The Housing and Development Board (HDB) was then set up to solve this crisis swiftly, and they did. In a matter of three years, 21,000 flats for public housing were built and 54,000 in five years. Slowly, HDB relocated people living in the Kampongs to newly built high-rise flats with accessible running water and electricity. By 1969, HDB was resettling 6000 families per year. The relocation process usually involves government officials measuring land to calculate compensation for the owners, before allocating them a unit in a HDB flat in the same estate and notifying them of their resettlement period.

Getting Used to The Change

While most families were initially reluctant to move to HDB flats, they soon changed their minds after moving as they realised how much living conditions were improved at flats.

In the past when people used to live in villages, doing the laundry involved drawing water from the well. After moving to flats, doing household chores were much easier since water was readily available from taps at home in flats. Grocery shopping at the nearest market no longer took a one and a half hour bicycle ride, and there was no longer a need to rear livestock at home at HDB flats.

Other major improvements include having sheltered concrete walkways that linked blocks to bus stops.

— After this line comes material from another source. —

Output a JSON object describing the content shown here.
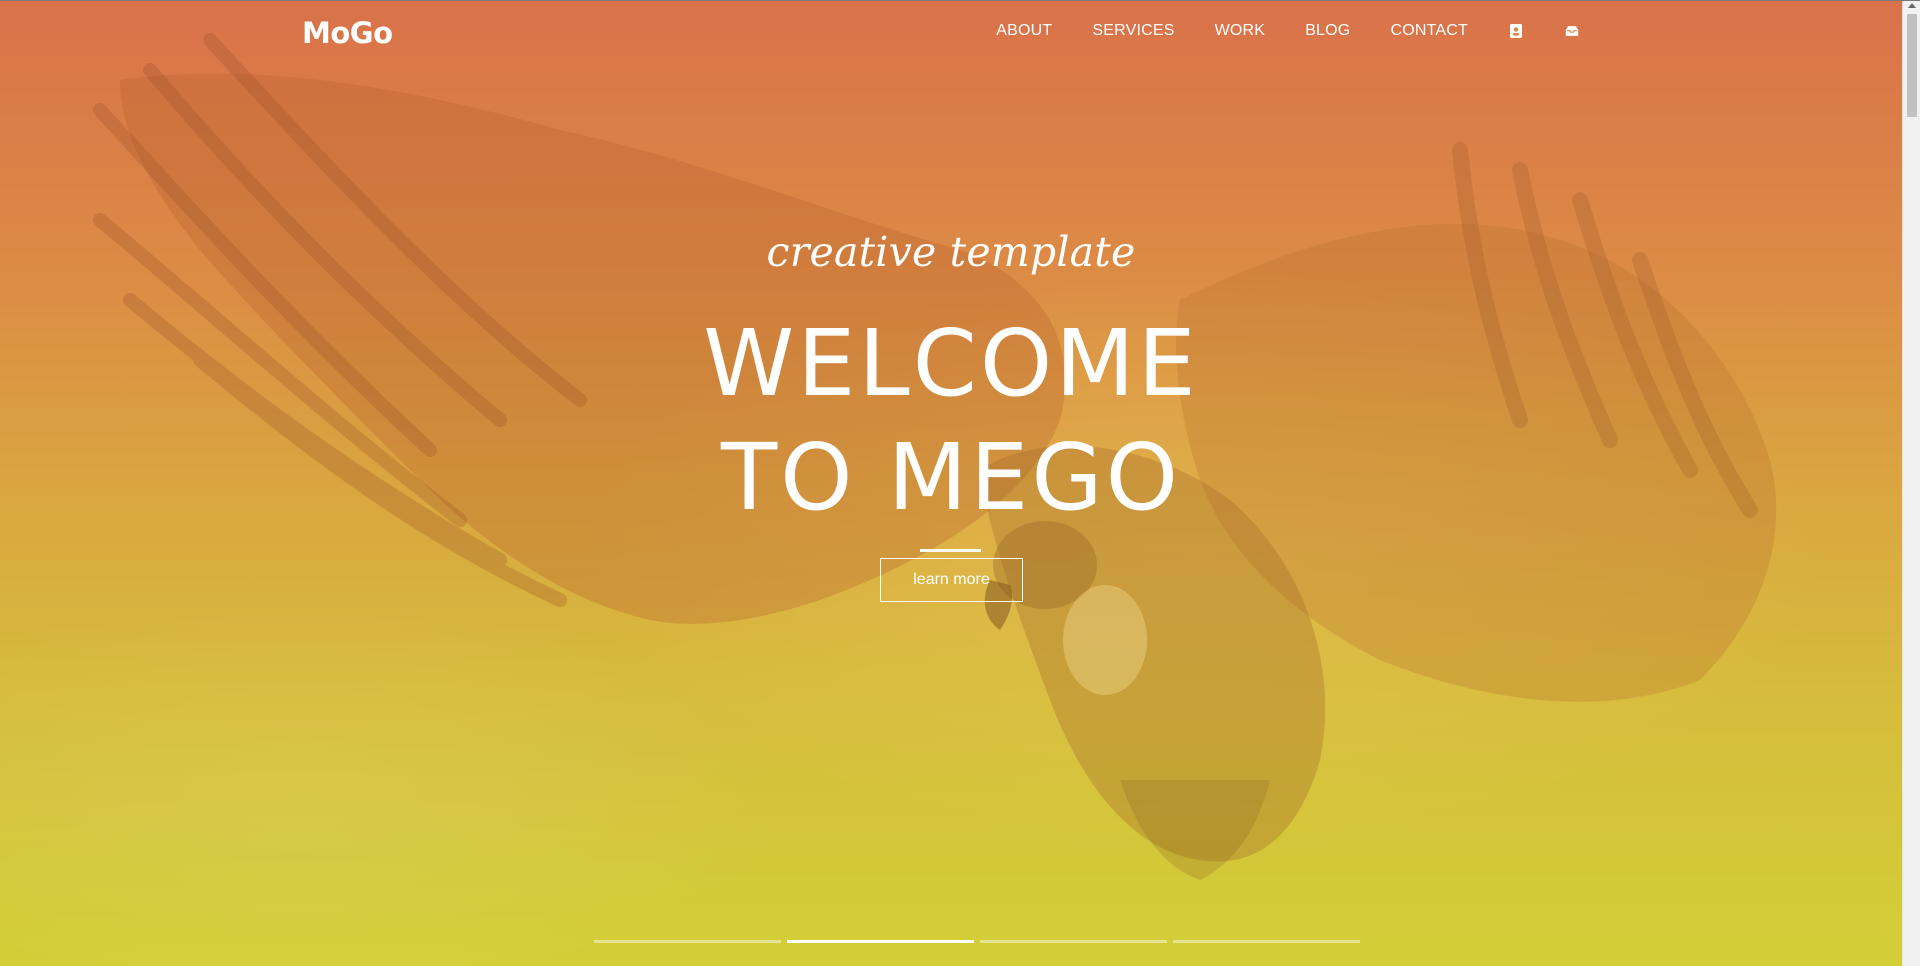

Gone are the days where paths would become streams of mud whenever it rained! Roofs no longer leaked during rainy nights and sleeping on straw mats on the floor became a thing of the past when comfortable mattresses became readily available in flats.

The Last Kampong in Singapore

Fast forward to 2021, most Singaporeans are now living in HDBs, with Build-to-Order flats rising in demand as more couples are looking to have their own homes. However, one last Kampong still remains in our midst – Kampong Lorong Buangkok.

Kampong Lorong Buangkok is a village that has been around since 1956 and still retains most of its original facade and old school rustic charm – exposed electrical signs and 4-digit postal code street signs included. Until today, there are still about 30 or so families living in this Kampong, keeping the Kampong Spirit very much alive. Gates are left open and children are left to play freely in the streets.

Being the last of Kampongs in Singapore, Kampong Lorong Buangkok is reminiscent of how our pioneer generation witnessed and worked for the rapid progress of Singapore, which explains why plans of urbanising the area were put on hold in 2015 to conserve the area.

From a dirty fishing village to a first world country, Singapore has made significant progress to improve housing for all Singaporeans, and to make owning homes possible for the population. Let us all take a moment this National Day to celebrate how far we have come as a nation!